His family makes soup, boils the leaves and then changes the water to ensure the food is clean, he said.
While he was familiar with the plant before the war, he said some residents of towns displaced from northern Gaza were unfamiliar with it, but were pleasantly surprised when they tried it.
It is often eaten hot, but some Gazans, like Mr.
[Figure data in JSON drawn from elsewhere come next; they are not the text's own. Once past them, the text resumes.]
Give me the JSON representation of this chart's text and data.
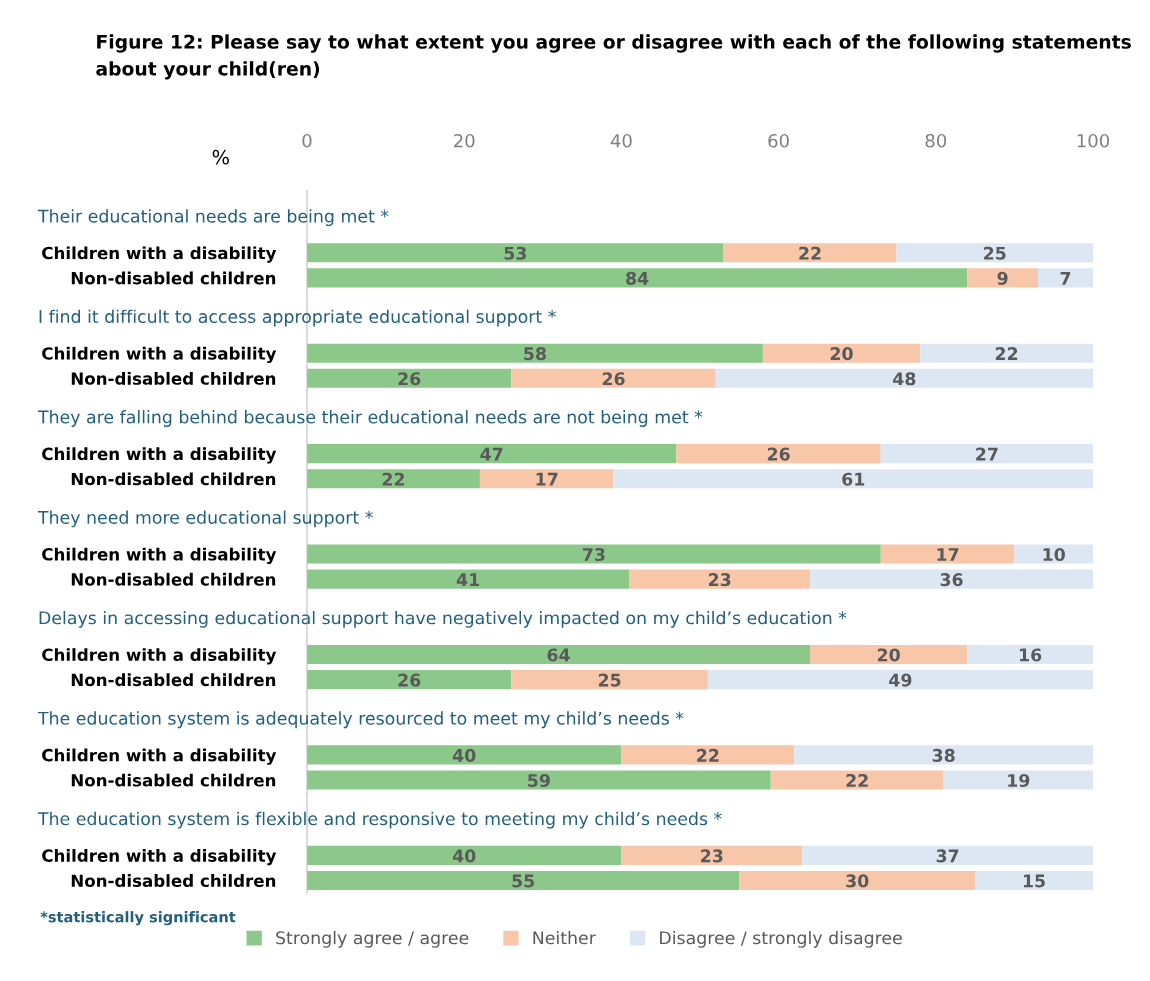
{
  "chart_data": [
    {
      "type": "bar",
      "orientation": "horizontal",
      "stacked": true,
      "title": "Figure 12: Please say to what extent you agree or disagree with each of the following statements about your child(ren)",
      "subtitle": "Their educational needs are being met *",
      "xlabel": "%",
      "categories": [
        "Children with a disability",
        "Non-disabled children"
      ],
      "series": [
        {
          "color": "#8dc88b",
          "values": [
            53,
            84
          ]
        },
        {
          "color": "#f8c6a9",
          "values": [
            22,
            9
          ]
        },
        {
          "color": "#dde7f3",
          "values": [
            25,
            7
          ]
        }
      ],
      "xlim": [
        0,
        100
      ],
      "xticks": [
        0,
        20,
        40,
        60,
        80,
        100
      ],
      "data_labels": true
    },
    {
      "type": "bar",
      "orientation": "horizontal",
      "stacked": true,
      "title": "I find it difficult to access appropriate educational support *",
      "categories": [
        "Children with a disability",
        "Non-disabled children"
      ],
      "series": [
        {
          "color": "#8dc88b",
          "values": [
            58,
            26
          ]
        },
        {
          "color": "#f8c6a9",
          "values": [
            20,
            26
          ]
        },
        {
          "color": "#dde7f3",
          "values": [
            22,
            48
          ]
        }
      ],
      "xlim": [
        0,
        100
      ],
      "xticks": [
        0,
        20,
        40,
        60,
        80,
        100
      ],
      "tick_labels": "y",
      "data_labels": true
    },
    {
      "type": "bar",
      "orientation": "horizontal",
      "stacked": true,
      "title": "They are falling behind because their educational needs are not being met *",
      "categories": [
        "Children with a disability",
        "Non-disabled children"
      ],
      "series": [
        {
          "color": "#8dc88b",
          "values": [
            47,
            22
          ]
        },
        {
          "color": "#f8c6a9",
          "values": [
            26,
            17
          ]
        },
        {
          "color": "#dde7f3",
          "values": [
            27,
            61
          ]
        }
      ],
      "xlim": [
        0,
        100
      ],
      "xticks": [
        0,
        20,
        40,
        60,
        80,
        100
      ],
      "tick_labels": "y",
      "data_labels": true
    },
    {
      "type": "bar",
      "orientation": "horizontal",
      "stacked": true,
      "title": "They need more educational support *",
      "categories": [
        "Children with a disability",
        "Non-disabled children"
      ],
      "series": [
        {
          "color": "#8dc88b",
          "values": [
            73,
            41
          ]
        },
        {
          "color": "#f8c6a9",
          "values": [
            17,
            23
          ]
        },
        {
          "color": "#dde7f3",
          "values": [
            10,
            36
          ]
        }
      ],
      "xlim": [
        0,
        100
      ],
      "xticks": [
        0,
        20,
        40,
        60,
        80,
        100
      ],
      "tick_labels": "y",
      "data_labels": true
    },
    {
      "type": "bar",
      "orientation": "horizontal",
      "stacked": true,
      "title": "Delays in accessing educational support have negatively impacted on my child’s education *",
      "categories": [
        "Children with a disability",
        "Non-disabled children"
      ],
      "series": [
        {
          "color": "#8dc88b",
          "values": [
            64,
            26
          ]
        },
        {
          "color": "#f8c6a9",
          "values": [
            20,
            25
          ]
        },
        {
          "color": "#dde7f3",
          "values": [
            16,
            49
          ]
        }
      ],
      "xlim": [
        0,
        100
      ],
      "xticks": [
        0,
        20,
        40,
        60,
        80,
        100
      ],
      "tick_labels": "y",
      "data_labels": true
    },
    {
      "type": "bar",
      "orientation": "horizontal",
      "stacked": true,
      "title": "The education system is adequately resourced to meet my child’s needs *",
      "categories": [
        "Children with a disability",
        "Non-disabled children"
      ],
      "series": [
        {
          "color": "#8dc88b",
          "values": [
            40,
            59
          ]
        },
        {
          "color": "#f8c6a9",
          "values": [
            22,
            22
          ]
        },
        {
          "color": "#dde7f3",
          "values": [
            38,
            19
          ]
        }
      ],
      "xlim": [
        0,
        100
      ],
      "xticks": [
        0,
        20,
        40,
        60,
        80,
        100
      ],
      "tick_labels": "y",
      "data_labels": true
    },
    {
      "type": "bar",
      "orientation": "horizontal",
      "stacked": true,
      "title": "The education system is flexible and responsive to meeting my child’s needs *",
      "categories": [
        "Children with a disability",
        "Non-disabled children"
      ],
      "series": [
        {
          "name": "Strongly agree / agree",
          "color": "#8dc88b",
          "values": [
            40,
            55
          ]
        },
        {
          "name": "Neither",
          "color": "#f8c6a9",
          "values": [
            23,
            30
          ]
        },
        {
          "name": "Disagree / strongly disagree",
          "color": "#dde7f3",
          "values": [
            37,
            15
          ]
        }
      ],
      "xlim": [
        0,
        100
      ],
      "xticks": [
        0,
        20,
        40,
        60,
        80,
        100
      ],
      "tick_labels": "y",
      "data_labels": true,
      "legend": "bottom",
      "annotations": [
        "*statistically significant"
      ]
    }
  ]
}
Abu Khadija, find it tastier cold.
The plant is not widely consumed in Israel, but it grows extensively there and some chefs consider it a valuable local ingredient.
Moshe Basson, the executive chef and owner of the Eucalyptus restaurant in Jerusalem, said he had seen a video on social media that he said showed Gazans eating “greens”.
“That’s not weed,” he remembers thinking. “This must be khobeza.”
His cookbook includes recipes that use hopza, he said, and his current menu includes stuffed hopza leaves and hopza sauteed with garlic, olive oil and mushrooms, he said.
He was not at all surprised to see the people of Gaza eating the plant.
“It’s medicine,” he said. “It’s full of nutrients and for me as a chef it’s delicious.”
Throughout their history, Israelis, too, have turned to hobeza in times of need.
During the war surrounding Israel’s founding in 1948, Arab forces imposed a punitive siege on Jerusalem, and Jews trapped inside the city sent their children to forage for khobeza, also known as chalamit in Hebrew.
In the end, the Jews held out and the siege failed.
In this war, with Israeli jets dropping bombs on Gaza and Israeli troops on the ground in parts of the territory, even foraging for hobbeza can be dangerous.
“No aid or anything is coming to us,” said Rawan al-Khoudary, 22, referring to food airdrops carried out by the United States and other countries.
With food scarce where she lives in northern Gaza, she said, her husband often went to farmland near the border with Israel to pick eggplants and kobeza. But during one trip, her cousin’s husband was shot and killed by what the family believes was an Israeli sniper.
Now, they choose hobeza elsewhere.
“We make it soup, we make it stew, we make it whatever we can,” he said. “We live in the hobeza.”
Abu Bakr Bashir contributed reporting from London and Himba Yazbek from Jerusalem.